En noviembre se han presentado publicaciones, reportes, informes y notas de prensa respecto a la seguridad alimentaria, hambre y pobreza en el mundo. Algunos medios de comunicación nacionales, artículos de opinión y analistas económicos dieron su punto de vista respecto a estas publicaciones, indicando un contexto nacional sin progreso, sin desarrollo y sin avances económicos y sociales en las últimas dos décadas, mostrando una mirada incompleta de los datos, confundiendo a la población.

Por tanto, en este artículo daré una mirada más amplia a los resultados publicados por estos organismos.

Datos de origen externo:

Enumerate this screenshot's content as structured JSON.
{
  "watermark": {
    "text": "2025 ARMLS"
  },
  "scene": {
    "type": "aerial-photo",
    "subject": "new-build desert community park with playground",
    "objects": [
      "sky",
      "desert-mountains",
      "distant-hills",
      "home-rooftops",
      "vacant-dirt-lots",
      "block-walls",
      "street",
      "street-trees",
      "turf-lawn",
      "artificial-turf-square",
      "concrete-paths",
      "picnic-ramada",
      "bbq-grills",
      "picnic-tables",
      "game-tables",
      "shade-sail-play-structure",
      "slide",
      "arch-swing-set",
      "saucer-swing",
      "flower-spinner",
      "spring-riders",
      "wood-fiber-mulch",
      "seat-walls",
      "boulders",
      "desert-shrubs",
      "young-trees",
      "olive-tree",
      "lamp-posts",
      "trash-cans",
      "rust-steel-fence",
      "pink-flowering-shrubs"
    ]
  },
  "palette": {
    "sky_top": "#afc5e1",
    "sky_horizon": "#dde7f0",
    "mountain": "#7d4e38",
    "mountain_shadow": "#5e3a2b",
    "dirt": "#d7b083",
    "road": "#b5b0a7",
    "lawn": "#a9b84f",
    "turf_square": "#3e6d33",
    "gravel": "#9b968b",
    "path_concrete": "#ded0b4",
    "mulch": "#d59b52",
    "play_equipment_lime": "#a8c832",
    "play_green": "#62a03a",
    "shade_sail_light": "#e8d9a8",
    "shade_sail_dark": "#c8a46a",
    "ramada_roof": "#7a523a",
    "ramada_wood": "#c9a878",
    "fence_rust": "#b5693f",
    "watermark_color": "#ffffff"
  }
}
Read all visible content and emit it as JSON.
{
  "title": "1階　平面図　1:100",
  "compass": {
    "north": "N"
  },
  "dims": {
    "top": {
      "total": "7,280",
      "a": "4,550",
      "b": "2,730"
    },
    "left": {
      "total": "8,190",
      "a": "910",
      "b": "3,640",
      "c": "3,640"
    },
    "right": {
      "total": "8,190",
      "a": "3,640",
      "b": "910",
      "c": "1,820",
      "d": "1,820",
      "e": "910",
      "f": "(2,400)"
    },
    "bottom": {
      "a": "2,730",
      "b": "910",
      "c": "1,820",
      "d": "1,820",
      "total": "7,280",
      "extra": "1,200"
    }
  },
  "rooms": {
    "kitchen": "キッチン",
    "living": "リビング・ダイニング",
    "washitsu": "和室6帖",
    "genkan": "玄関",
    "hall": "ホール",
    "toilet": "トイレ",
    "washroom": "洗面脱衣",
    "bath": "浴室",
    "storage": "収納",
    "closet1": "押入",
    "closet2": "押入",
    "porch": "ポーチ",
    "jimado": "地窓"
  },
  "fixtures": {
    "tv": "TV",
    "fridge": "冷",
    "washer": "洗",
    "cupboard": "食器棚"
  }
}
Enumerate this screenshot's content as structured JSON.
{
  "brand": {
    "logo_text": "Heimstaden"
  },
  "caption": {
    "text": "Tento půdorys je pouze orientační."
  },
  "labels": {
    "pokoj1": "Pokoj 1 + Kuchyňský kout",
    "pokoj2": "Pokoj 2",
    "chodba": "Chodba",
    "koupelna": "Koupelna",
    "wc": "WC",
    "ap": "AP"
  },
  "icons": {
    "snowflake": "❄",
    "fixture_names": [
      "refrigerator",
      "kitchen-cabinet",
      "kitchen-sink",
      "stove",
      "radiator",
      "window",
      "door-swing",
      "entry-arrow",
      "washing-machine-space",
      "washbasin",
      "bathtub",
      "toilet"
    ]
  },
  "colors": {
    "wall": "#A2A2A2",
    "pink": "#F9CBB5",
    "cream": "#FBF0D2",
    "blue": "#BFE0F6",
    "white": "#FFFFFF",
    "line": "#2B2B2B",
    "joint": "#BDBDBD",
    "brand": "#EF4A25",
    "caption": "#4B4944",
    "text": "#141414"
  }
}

El primero es el Índice Global de Hambre (IGH) de las organizaciones Ayuda en Acción, Helvetas Bolivia y Welt Hunger Hilfe; que combina una inadecuada oferta alimentaria, la desnutrición infantil y la mortalidad infantil.

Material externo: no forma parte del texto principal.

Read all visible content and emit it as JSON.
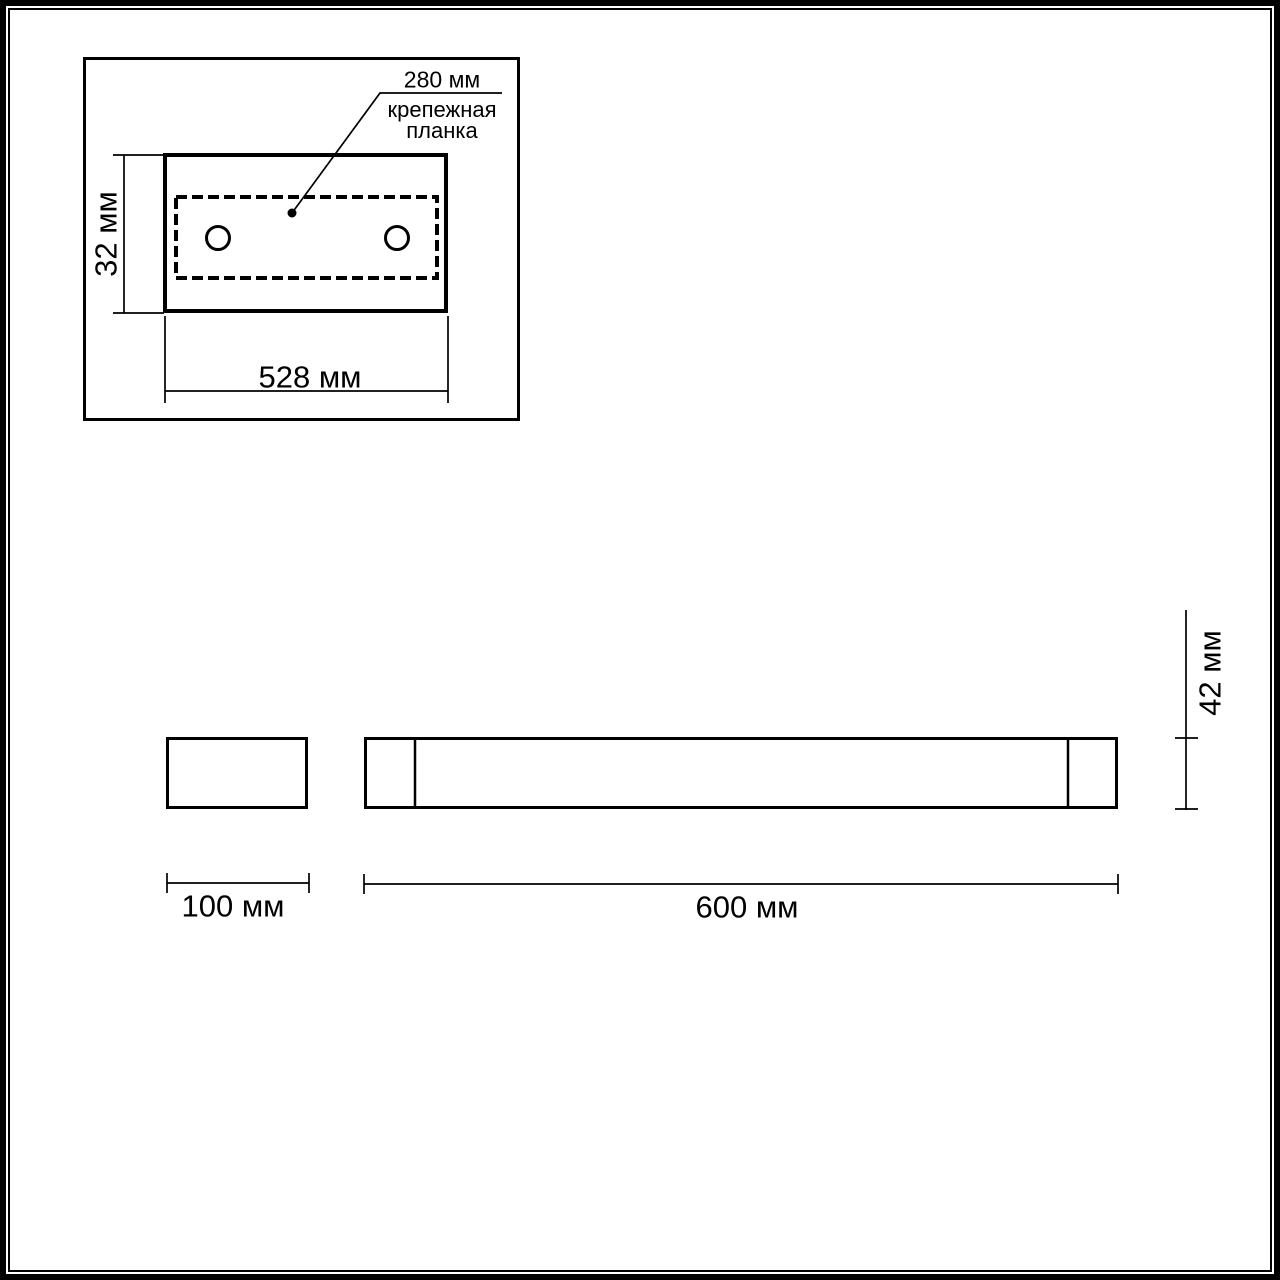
{
  "page": {
    "background": "#ffffff",
    "line_color": "#000000",
    "type_label": "dimension drawing"
  },
  "top_view": {
    "hole_spacing_label": "280 мм",
    "mounting_plate_label": {
      "line1": "крепежная",
      "line2": "планка"
    },
    "height_label": "32 мм",
    "width_label": "528 мм"
  },
  "front_view": {
    "end_cap_width_label": "100 мм",
    "body_length_label": "600 мм",
    "body_height_label": "42 мм"
  }
}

La principal conclusión de este informe es que el país ha mejorado considerablemente el IGH en las últimas dos décadas, aunque existen asimetrías al interior del país. Sin embargo, aquí debo agregar aspectos que deben ser tomados en cuenta en el análisis. En 2000, Bolivia era el país de la región con el IGH más alto, ocupando la última posición en el vecindario, anotando cerca de 28 puntos, con una amplia brecha respecto a otros países como Argentina, Chile o Uruguay, ubicando al país en una escala “Grave”.

En 2022, este indicador mejoró significativamente, llegando a 13 puntos, y un aspecto a resaltar es que Bolivia ya no ocupa la última posición en la región. Es más, el país fue uno de los que más aceleró esta reducción del IGH en más de la mitad junto a Perú entre 2000 y 2022, y tuvo su mayor disminución entre 2007 y 2014, con una caída de 7,3 puntos. Estos resultados no solo fueron destacables a nivel Sudamérica, sino a nivel América Latina.

A nivel departamental, las reducciones también son evidentes, y fueron plasmadas en el informe del IGH, se rescatan dos aspectos. El primero tiene que ver con el comportamiento histórico del IGH de cada departamento, donde en general se registraron reducciones significativas hasta 2019 (con excepción de La Paz, Chuquisaca y Tarija, donde encontraron su menor nivel en 2016). El segundo aspecto es que, debido a la pandemia del COVID-19, el IGH departamental se incrementó (con excepción de La Paz). Pero el mensaje es evidente, existe una mejora del IGH nacional y departamental hasta 2019, una recuperación de la misma en 2021 respecto a 2020 en la mayoría de los departamentos, y en general se pasó de un estado “Grave” a una situación “Moderada”.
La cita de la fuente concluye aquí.